Il a son épée, il a un martin sous son pied » (R39).

« C’est rouge car on dit que tout ce qui est rouge aime le sang.

Parce que y’a des gens qui coupent un coq devant st Expédit. J’ai entendu parler » (R40).

« Li c’est en rouge car son habit lé rouge » (R43).

« Pour moi, le rouge c’est l’amour, le sang, la liberté » (R45).

« Avec malbars, li est fort. Il aime le rouge ; il est toujours habillé en rouge » (R47).

« C’est en rouge parce que c’est malbar je crois bien » (R50).

« C’est en rouge car c’est un soldat romain qui a été crucifié comme Jésus » (R51).

« C’est rouge parce que le sang i coule » (R52).

« Il est peint en rouge car c’est comme Karli ; étoile rouge, coq rouge » (R53).

« Sa couleur est rouge car c’est sa descendance.

Quand il était petit sa maman l’habillait en rouge et il a aimé » (R60).

« La poule qu’on coupe sur place, c’est une poule noire et c’est parce que cheveux a maillé, les enfants lé malades. La poule coupée c’est comme un remerciement

et le sang de st Expédit demande le sang » (R67).

« J’ai peint en rouge car il aime le rouge » (R69).

« C’est rouge car il pardonne pas. Il est là comme un genre de bourreau.

C’est lui qui agit pour vous. C’est pour ça que les gens ont peur de ça » (R70).

« Le rouge, ça représente le mal » (R77).

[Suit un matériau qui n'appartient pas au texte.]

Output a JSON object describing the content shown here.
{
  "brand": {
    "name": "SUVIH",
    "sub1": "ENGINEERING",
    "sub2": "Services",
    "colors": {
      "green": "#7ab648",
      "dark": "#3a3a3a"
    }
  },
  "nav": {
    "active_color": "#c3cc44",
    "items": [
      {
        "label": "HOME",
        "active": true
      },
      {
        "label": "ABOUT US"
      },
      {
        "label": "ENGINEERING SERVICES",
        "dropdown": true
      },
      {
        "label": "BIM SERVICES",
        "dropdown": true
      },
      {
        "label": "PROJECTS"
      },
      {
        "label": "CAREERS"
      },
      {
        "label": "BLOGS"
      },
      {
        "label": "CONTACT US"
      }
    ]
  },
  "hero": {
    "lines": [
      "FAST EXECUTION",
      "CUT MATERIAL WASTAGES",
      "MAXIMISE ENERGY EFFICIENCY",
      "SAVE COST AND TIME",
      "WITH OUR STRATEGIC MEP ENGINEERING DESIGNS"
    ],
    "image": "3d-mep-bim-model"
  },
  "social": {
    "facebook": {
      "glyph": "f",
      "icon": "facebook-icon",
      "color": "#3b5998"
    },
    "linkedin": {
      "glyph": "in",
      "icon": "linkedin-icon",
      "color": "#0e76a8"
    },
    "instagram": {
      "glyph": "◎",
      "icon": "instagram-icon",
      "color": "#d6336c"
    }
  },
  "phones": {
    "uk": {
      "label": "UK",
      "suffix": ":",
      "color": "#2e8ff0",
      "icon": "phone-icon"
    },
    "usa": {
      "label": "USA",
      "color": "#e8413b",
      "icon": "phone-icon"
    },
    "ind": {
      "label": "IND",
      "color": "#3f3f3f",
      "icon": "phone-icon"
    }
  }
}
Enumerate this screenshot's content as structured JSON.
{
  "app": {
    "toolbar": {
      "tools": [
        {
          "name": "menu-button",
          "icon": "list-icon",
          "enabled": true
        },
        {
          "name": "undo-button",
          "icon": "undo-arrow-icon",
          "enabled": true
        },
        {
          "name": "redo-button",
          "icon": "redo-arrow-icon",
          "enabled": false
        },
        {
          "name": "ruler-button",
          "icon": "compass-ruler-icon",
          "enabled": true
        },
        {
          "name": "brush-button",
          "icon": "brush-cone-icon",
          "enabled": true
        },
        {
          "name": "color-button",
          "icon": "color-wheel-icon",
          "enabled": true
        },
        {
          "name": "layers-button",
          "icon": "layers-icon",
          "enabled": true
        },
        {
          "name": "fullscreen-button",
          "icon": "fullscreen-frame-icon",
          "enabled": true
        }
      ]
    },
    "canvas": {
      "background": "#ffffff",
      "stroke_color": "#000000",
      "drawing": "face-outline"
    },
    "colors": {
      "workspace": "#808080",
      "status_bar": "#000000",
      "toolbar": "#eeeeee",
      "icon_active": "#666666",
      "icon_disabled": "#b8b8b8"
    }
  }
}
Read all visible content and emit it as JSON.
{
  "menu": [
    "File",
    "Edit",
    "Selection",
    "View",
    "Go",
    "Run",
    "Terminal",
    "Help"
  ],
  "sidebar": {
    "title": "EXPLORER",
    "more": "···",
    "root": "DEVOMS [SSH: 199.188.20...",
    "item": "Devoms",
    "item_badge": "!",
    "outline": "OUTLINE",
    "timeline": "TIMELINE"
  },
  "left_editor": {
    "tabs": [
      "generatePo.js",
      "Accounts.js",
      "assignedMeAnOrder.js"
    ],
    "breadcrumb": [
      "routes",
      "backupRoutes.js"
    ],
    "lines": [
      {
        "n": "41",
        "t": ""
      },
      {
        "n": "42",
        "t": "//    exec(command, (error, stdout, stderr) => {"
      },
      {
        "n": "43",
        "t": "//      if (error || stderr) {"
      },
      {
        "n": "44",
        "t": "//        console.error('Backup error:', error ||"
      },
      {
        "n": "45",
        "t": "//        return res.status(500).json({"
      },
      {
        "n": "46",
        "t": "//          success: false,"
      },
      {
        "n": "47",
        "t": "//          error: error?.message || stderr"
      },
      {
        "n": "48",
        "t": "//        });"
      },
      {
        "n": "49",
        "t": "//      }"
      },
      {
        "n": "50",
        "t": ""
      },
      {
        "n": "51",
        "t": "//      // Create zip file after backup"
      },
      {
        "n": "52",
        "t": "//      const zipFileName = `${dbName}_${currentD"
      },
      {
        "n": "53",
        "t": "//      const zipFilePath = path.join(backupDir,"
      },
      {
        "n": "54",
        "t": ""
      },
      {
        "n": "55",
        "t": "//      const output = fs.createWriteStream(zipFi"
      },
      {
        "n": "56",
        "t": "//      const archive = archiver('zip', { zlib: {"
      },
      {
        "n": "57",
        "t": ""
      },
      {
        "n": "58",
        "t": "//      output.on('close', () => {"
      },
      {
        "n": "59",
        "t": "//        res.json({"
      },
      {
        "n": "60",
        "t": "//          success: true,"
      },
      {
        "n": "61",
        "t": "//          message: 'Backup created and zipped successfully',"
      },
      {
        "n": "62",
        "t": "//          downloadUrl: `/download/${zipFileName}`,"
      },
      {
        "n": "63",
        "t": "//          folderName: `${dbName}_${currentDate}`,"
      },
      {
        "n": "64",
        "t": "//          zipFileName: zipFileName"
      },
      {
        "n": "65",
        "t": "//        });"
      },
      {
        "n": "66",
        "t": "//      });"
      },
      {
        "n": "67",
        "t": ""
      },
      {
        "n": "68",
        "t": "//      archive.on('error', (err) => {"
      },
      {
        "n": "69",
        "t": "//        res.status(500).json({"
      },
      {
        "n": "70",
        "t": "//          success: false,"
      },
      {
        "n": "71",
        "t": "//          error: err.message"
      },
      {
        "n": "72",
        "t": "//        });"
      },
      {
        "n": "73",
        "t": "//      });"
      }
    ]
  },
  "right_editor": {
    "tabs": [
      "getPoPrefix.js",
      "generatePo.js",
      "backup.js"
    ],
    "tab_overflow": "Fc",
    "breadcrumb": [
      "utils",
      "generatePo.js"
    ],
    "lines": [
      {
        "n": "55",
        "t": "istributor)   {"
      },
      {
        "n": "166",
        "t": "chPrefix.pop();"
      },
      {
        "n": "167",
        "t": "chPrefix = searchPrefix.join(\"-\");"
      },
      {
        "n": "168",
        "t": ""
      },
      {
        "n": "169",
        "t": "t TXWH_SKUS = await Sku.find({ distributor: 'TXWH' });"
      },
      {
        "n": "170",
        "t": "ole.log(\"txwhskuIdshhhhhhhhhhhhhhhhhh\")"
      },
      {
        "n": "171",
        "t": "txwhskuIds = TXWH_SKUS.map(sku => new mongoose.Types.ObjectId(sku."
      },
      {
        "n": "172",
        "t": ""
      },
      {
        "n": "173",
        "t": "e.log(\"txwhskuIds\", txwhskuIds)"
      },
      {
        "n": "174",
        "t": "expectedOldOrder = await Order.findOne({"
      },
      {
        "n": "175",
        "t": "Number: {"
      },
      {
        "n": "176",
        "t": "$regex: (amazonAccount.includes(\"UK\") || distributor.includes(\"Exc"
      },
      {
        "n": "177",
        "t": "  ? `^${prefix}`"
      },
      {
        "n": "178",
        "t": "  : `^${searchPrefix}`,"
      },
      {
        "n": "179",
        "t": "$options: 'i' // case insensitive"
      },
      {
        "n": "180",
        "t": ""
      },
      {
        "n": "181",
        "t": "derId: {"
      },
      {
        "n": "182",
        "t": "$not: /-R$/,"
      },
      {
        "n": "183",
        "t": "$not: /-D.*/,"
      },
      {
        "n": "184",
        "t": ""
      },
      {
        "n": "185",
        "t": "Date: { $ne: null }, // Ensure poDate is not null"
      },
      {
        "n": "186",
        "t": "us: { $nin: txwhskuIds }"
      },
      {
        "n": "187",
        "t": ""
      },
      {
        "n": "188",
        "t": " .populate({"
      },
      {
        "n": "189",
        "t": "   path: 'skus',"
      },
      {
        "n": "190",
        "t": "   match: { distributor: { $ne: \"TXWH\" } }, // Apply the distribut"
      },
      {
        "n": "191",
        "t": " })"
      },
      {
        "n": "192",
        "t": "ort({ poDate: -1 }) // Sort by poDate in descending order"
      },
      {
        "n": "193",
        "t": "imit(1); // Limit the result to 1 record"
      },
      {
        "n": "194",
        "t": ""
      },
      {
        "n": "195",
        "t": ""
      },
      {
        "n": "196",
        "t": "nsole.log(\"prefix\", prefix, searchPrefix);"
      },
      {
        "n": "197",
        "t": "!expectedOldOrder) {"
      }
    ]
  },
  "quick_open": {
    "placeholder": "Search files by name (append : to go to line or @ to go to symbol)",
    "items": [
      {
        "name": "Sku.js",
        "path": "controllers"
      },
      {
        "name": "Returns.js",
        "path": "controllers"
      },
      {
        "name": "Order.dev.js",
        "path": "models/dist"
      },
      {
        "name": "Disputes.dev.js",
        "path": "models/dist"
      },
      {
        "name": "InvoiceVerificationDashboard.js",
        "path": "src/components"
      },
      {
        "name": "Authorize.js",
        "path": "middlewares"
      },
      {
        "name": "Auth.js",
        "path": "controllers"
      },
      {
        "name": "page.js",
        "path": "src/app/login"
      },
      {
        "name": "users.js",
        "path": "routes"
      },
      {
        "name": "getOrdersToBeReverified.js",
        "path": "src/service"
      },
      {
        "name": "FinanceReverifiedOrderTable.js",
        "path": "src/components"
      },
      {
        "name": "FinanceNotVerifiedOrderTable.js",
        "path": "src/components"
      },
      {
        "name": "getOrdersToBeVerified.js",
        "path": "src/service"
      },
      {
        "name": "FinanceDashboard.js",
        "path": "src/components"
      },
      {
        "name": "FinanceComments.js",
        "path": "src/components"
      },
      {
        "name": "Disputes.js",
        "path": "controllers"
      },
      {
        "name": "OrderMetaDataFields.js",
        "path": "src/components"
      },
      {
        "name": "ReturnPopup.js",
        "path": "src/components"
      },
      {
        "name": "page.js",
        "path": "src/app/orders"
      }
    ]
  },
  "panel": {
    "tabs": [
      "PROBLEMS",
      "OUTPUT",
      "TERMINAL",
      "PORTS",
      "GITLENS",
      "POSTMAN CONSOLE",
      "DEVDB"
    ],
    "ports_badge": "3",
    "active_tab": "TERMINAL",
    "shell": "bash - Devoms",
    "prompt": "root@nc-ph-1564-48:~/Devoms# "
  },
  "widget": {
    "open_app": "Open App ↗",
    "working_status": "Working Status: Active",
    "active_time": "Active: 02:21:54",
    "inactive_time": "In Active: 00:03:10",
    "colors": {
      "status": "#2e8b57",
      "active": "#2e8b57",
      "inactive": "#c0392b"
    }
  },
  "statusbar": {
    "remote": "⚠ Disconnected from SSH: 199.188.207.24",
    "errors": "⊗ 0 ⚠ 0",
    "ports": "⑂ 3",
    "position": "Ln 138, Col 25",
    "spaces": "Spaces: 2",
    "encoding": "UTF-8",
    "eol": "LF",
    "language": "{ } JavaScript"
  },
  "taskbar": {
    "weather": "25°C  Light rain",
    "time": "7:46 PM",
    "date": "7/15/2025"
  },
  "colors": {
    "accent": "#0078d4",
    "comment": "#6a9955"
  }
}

« Le rouge, c’est au niveau symbolique, la puissance, le sang » (R78).

« C’est peint en rouge peut-être pour crier les esprits. C’est bon les esprits, ça protège » (R86).

« Le rouge, ça fait peur, ça rappelle le sang.

Et il paraît que St Expédit, si vous faites des trucs pas corrects, vous pouvez vomir le sang vous-même.

C’est pour ça qu’on joue pas avec ça » (R88).

Personne ne sait pourquoi les oratoires sont peints en rouge. Pas plus d’ailleurs que ceux qui sont peints en blanc ou qui présentent une combinaison avec le rouge, ou même les rares chapelles ayant une autre couleur. Chaque informateur semble avoir sa version. Elle est soit tautologique, soit analogique, soit symbolique.

a)- tautologique :

« Il [l’oratoire] est rouge car il aime le rouge ». A noter combien souvent, on a l’impression que la représentation de saint Expédit se confond avec la chapelle. Les témoignages montrent qu’en fait ce truisme n’en est pas un.

b)- analogique :

Dire que saint Expédit est « un soldat romain » n’infère nullement d’une connaissance précise de son costume. Ainsi, son manteau n’est pas connu comme le paludementum désignant le général victorieux ou le sagum plus commun des militaires de rang secondaire, mais comme une pièce d’étoffe qui le désigne, le signale, l’assimile à un marqueur. Sans ce marqueur qui attire et fixe le regard, il serait comme nu puisque personne n’a été capable de nommer ou décrire sa cuirasse et sa tunique... Mais le plus important est que l’analogie opère dans un sens organique : saint Expédit = « habit » rouge = « chapelle » rouge. La chapelle est donc « sa maison » et celle-ci pour lui complaire et lui témoigner du « respect » sera peinte en rouge.

  1. symbolique :

Les témoignages ouvrent plusieurs pistes de réflexions qui globalement se recoupent. Le rouge, c’est « la force », « la puissance ». Posséder ces qualités, c’est être courageux, déterminé, dynamique, résistant, influent, avoir de l’autorité, du prestige, du pouvoir...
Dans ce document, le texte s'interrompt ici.